Armando Mendonça questiona, por exemplo, se o Corinthians terá poder de veto sobre orçamento, endividamento e alienação de ativos relevantes. Também há dúvidas sobre como os torcedores serão informados sobre a natureza de suas ações e se terão participação efetiva nas decisões.
Se aprovado, o projeto da SAFiel pode transformar radicalmente a estrutura do Corinthians. O aporte bilionário ajudaria a aliviar dívidas históricas e permitiria investimentos esportivos de grande porte. Para o elenco, isso significaria maior capacidade de contratação e manutenção de atletas de alto nível. Para a torcida, a promessa é de participação direta na política do clube, com investimentos a partir de R$ 250.
Por outro lado, os riscos são evidentes. Caso o modelo não seja bem estruturado, o Timão pode perder autonomia e enfrentar dificuldades em cenários de crise. A exclusão de mecanismos de controle poderia abrir espaço para decisões prejudiciais à identidade do clube.

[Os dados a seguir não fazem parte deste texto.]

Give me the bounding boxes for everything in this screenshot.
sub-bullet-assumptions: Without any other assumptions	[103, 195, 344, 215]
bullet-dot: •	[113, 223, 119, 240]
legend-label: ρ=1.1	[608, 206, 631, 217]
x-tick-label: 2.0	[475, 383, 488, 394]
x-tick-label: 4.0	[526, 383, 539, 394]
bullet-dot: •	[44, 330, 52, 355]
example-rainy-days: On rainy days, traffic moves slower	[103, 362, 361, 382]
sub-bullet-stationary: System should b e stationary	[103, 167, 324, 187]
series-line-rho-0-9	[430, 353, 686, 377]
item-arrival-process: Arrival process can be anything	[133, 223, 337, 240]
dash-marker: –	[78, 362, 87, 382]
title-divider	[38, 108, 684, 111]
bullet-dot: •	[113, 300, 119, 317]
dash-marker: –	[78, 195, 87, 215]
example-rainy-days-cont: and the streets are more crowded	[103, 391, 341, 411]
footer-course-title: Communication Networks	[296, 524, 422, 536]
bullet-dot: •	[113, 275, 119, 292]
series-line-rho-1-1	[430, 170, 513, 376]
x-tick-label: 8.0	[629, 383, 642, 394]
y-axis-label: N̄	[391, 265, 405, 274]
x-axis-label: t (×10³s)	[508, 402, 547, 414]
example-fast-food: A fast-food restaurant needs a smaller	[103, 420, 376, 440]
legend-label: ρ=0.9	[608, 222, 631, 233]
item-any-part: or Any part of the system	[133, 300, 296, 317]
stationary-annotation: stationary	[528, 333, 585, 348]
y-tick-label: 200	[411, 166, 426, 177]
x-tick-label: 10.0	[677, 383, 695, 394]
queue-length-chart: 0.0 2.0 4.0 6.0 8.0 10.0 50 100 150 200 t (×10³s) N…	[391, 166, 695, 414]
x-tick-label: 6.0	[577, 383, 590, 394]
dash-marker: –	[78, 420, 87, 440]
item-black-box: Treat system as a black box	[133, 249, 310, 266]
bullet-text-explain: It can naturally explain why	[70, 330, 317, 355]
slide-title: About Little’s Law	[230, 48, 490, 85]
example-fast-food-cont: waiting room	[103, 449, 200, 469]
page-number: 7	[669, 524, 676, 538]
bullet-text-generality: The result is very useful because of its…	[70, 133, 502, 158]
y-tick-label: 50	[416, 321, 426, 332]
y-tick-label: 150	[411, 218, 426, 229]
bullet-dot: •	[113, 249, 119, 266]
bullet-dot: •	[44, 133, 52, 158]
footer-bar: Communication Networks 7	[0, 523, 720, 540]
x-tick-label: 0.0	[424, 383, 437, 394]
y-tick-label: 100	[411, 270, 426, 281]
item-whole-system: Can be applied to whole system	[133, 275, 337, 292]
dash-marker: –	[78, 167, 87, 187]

A SAFiel se comprometeu a responder às 105 perguntas em até uma semana. O cronograma prevê etapas como due diligence por empresa independente, registro na CVM e aprovação em Assembleia Geral dos associados. O presidente Osmar Stábile já declarou que assinaria a proposta vinculante caso o grupo adiante o aporte para quitar dívidas da Neo Química Arena.
Enquanto isso, a torcida acompanha com expectativa e preocupação. Parte vê na SAFiel uma oportunidade de modernização e alívio financeiro, enquanto outros temem a perda da essência do clube. O futuro do Corinthians dependerá da capacidade da diretoria em equilibrar necessidade de recursos com preservação da identidade institucional.
Assim, o documento elaborado por Armando Mendonça não é apenas um ato burocrático: é um sinal de que o Timão exige garantias sólidas antes de dar o maior passo de sua história recente.